Clarissa Ihenacho, 55, claimed her matrimonial home was owned by the Family Education Helpline, but she had created the organisation and its HQ was a house she owned in a neighbouring borough.
"The defendant set out to defraud the state and when she was caught she told lie after lie after lie," said Croydon Crown Court Recorder Andrew Campbell-Tiech QC. "She forged documents to show she paid rent on a house she owned."
The court (pictured) heard the Nigerian mother-of-five also falsely claimed to have a phd from Paris's Sorbonne - insisting she should be addressed as 'Dr. Ihenacho' - and even appealed against the decision to suspend her claim when the fraud was exposed.
She was convicted of five counts of dishonestly making a false statements between June 27, 2005 and July 18, 2008 in relation to a housing and council tax benefit claim for Pemdevon Road, West Croydon.
She was also convicted of furnishing false documentation on or before June 27, 2005 and two counts of falsely representing between September 1, 2006 and September 6, 2009 she owned no property in relation to an income support claim.

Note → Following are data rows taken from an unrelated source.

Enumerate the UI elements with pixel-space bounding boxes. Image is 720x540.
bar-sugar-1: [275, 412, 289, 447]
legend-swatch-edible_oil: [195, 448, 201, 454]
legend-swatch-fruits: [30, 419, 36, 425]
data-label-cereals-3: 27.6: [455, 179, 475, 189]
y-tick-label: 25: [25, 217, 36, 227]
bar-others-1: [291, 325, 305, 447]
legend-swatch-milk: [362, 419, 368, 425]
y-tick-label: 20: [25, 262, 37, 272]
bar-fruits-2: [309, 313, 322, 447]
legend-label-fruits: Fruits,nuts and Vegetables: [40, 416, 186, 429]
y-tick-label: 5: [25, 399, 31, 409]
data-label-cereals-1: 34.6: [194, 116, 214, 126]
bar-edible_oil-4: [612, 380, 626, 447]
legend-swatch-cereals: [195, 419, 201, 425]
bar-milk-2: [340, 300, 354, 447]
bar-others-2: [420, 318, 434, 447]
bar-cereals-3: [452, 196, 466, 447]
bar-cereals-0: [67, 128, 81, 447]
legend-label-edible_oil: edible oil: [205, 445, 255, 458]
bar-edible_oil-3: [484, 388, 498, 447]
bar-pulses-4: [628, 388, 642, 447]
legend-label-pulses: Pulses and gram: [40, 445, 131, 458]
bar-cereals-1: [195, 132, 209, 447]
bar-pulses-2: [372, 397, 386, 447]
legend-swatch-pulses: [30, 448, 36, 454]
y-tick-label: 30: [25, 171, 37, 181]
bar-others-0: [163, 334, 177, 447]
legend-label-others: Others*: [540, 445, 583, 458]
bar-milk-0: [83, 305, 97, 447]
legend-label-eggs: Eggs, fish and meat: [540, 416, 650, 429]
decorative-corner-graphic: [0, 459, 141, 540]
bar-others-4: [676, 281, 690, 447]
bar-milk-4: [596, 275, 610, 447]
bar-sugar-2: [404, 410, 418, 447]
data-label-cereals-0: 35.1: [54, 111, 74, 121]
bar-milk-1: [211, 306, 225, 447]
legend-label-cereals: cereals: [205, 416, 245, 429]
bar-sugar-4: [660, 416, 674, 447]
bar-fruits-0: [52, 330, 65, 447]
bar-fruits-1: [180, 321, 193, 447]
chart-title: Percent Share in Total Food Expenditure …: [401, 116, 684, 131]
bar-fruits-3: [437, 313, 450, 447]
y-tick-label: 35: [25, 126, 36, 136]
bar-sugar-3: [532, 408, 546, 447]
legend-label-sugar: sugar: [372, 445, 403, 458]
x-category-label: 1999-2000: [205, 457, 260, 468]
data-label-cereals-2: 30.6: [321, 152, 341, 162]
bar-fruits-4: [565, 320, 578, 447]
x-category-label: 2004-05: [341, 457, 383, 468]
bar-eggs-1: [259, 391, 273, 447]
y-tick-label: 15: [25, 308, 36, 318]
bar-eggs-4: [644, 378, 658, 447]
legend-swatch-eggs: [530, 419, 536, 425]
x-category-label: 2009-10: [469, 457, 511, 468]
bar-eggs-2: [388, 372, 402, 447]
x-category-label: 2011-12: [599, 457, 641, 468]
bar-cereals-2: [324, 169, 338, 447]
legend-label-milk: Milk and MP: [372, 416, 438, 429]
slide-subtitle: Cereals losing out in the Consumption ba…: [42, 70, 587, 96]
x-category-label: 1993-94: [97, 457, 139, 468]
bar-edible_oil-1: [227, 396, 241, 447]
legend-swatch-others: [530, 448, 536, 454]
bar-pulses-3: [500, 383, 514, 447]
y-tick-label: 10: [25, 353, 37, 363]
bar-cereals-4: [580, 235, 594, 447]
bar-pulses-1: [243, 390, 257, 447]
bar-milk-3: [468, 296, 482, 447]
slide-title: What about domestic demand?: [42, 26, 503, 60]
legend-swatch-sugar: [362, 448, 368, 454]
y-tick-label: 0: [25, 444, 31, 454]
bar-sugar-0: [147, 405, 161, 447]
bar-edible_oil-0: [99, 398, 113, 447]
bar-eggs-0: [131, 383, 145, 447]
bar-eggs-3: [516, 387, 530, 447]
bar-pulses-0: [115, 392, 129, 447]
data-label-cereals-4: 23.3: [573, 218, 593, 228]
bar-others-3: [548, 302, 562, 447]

Ihenacho resided at the Pemdevon Road address with her husband, whose name was on the property deeds, while renting out an address in Links Road, Tooting, which had been divided into two flats and occupied by more benefit claimants.
"The defendant supplied a false tenancy agreement in her application for housing benefit and furnished false information to back up the lie," said prosecutor Miss Francesca Levett.
"The information named the Family Education Helpline as the landlord when, in fact, her husband was the owner of the property and she had a finical interest in it.
"She also failed to declare a number of bank accounts that would have shown she was receiving rent and income from other sources.
"She claimed to be a tenant even though she knew her husband owned the property.
"The defendant was the Family Education Helpline. She set it up and ran it and was the signatory of the organisation.
"It was run from the Links Road, a property owned by the defendant, and she rented it out even being paid housing benefit directly as the landlord.
"It is a contrived and systematic fraud on a commercial scale aimed at profiting at the taxpayers expense," added Miss Levett.
Ihenacho's children are all university-educated, her daughter is a Cambridge graduate and she received an 'Unsung Woman' award for charitable services to the Nigerian community.
"You made a series of deliberately false and dishonest claims and supported them with fraudulent documentation," Recorder Campbell-Tiech told tearful Ihenacho, who still protests her innocence.
"The proceeds were spent on two mortgages on properties you either owned or had a financial interest in."